By now, La Frenchman will have moved to a delivery model of a few of Desmur’s dishes. “Please order his food if you live nearby. Indeed, support as many of your locals as you can.”


The Evening Standard

Jimi Famurewa from The Evening Standard reported on a selection of the London restaurant suppliers and wholesalers who are delivering direct to customers, including Natoora, Covent Garden wholesalers and London Dairies.

The London paper also published a tantalising article describing what “three of the capital’s top chefs cooked this week” at home, and a round-up of the online masterclasses and video tutorials being made available to watch by “some of London’s chefs, bartenders and wine experts”.


The Sunday Times

“If you’ve got fillet steak and Beaujolais you can make something delicious, but if you’ve got a can of meat and some corner shop merlot you’ve got your work cut out to make something that tastes good.”

Just before lockdown, Marina O’Loughlin for The Sunday Times went to a very timely lunch with Jack Monroe, “poverty campaigner, activist and food writer” (author of A Girl Called Jack and five other titles), who cooked her a “multicourse meal of cheap ingredients and tinned food”, including the “19 substitutions” her online supermarket shop had delivered. Lunch was, of course, “fully social distanced”, at either end of a long table.

From bisque made with salmon paste (“Ugh, I think, until I taste it: thrumming with ginger and coconut milk and preternaturally smooth”) to a stew fashioned from tinned steak (“decanted from its tin and slow-cooked for 12 hours with red wine… herbs and her favourite measurement, “a shitload” of garlic”), the meal is “excellent: not just good, excellent”. “What astonishes me is how luxurious her food is, how she makes “shitty ingredients” taste like fine ones.”

“In this weirdest, most unsettling of times, when supermarkets have been denuded of everything from tinned tomatoes to marmalade to mince, what she’s doing isn’t just intriguing, it’s essential.”

From 14 April 2020, Monroe and Matt Tebbutt are hosting Daily Kitchen Live on the BBC, offering tips and guidance to families struggling with limited resources.


The Times

Giles Coren’s new column in The Times is co-written with his wife, Esther Walker. This week they engaged in a not-terribly-funny discussion on whether they should sit out the lockdown in their London home or their second home in Gloucestershire, maintaining his relevance to the miniscule percentage of the nation who are suffering the same dilemma, and just irritating the rest.


The Guardian

Grace Dent for The Guardian has been making banana bread with the wrong flour and worrying about her friends and family.

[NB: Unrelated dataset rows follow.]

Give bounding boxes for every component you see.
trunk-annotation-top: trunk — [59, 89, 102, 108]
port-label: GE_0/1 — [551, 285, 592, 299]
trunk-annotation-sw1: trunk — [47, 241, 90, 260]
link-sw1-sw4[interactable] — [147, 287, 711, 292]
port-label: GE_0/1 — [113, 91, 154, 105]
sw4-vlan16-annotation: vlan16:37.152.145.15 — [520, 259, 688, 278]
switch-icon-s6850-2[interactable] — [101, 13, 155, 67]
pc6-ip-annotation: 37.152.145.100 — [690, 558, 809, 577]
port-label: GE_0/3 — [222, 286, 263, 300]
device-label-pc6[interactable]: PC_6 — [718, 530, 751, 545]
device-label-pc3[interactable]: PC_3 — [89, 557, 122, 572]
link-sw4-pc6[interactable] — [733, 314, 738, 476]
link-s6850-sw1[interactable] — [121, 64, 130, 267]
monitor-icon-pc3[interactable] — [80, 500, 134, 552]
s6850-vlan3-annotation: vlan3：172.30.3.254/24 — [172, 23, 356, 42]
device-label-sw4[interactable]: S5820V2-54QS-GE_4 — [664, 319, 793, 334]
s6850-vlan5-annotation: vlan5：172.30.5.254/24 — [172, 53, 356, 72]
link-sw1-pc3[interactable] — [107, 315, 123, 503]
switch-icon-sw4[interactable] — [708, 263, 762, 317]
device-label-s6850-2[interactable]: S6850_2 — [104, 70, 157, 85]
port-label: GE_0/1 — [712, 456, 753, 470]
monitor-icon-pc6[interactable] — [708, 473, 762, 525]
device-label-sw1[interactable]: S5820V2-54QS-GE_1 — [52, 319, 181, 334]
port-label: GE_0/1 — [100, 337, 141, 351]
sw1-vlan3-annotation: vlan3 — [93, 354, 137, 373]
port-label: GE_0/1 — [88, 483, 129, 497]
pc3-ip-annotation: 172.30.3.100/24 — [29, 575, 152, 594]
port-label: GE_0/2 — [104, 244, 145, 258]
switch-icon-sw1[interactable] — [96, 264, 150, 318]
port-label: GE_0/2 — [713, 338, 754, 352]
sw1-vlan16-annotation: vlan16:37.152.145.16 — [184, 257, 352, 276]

“Perhaps, like me, your Covid-19 crisis persona shifts through several gears each and every hour, from calm to terrified to brave to depressed to jolly, via gallows humour and so on. The only constant has been working out what to eat at a time when many ingredients we once took for granted are scarce.”

Readers might like to pass the time on lockdown with The Guardian’s quiz on national dishes.

And also…

The Financial Times reported on the “drastic Darwinian environment” faced by UK restaurant chains: “Carluccio’s was first main casualty of lockdown but others are on shaky ground”. Another article bemoaned the “lost belle époque of the restaurant” – “ahead of us is a dining desert that could last a generation”.

The Scotsman reported on chef Nico Simeone’s move to the home delivery of his Six by Nico tasting menu concept in Glasgow and Edinburgh. Home by Nico launches on 10 April.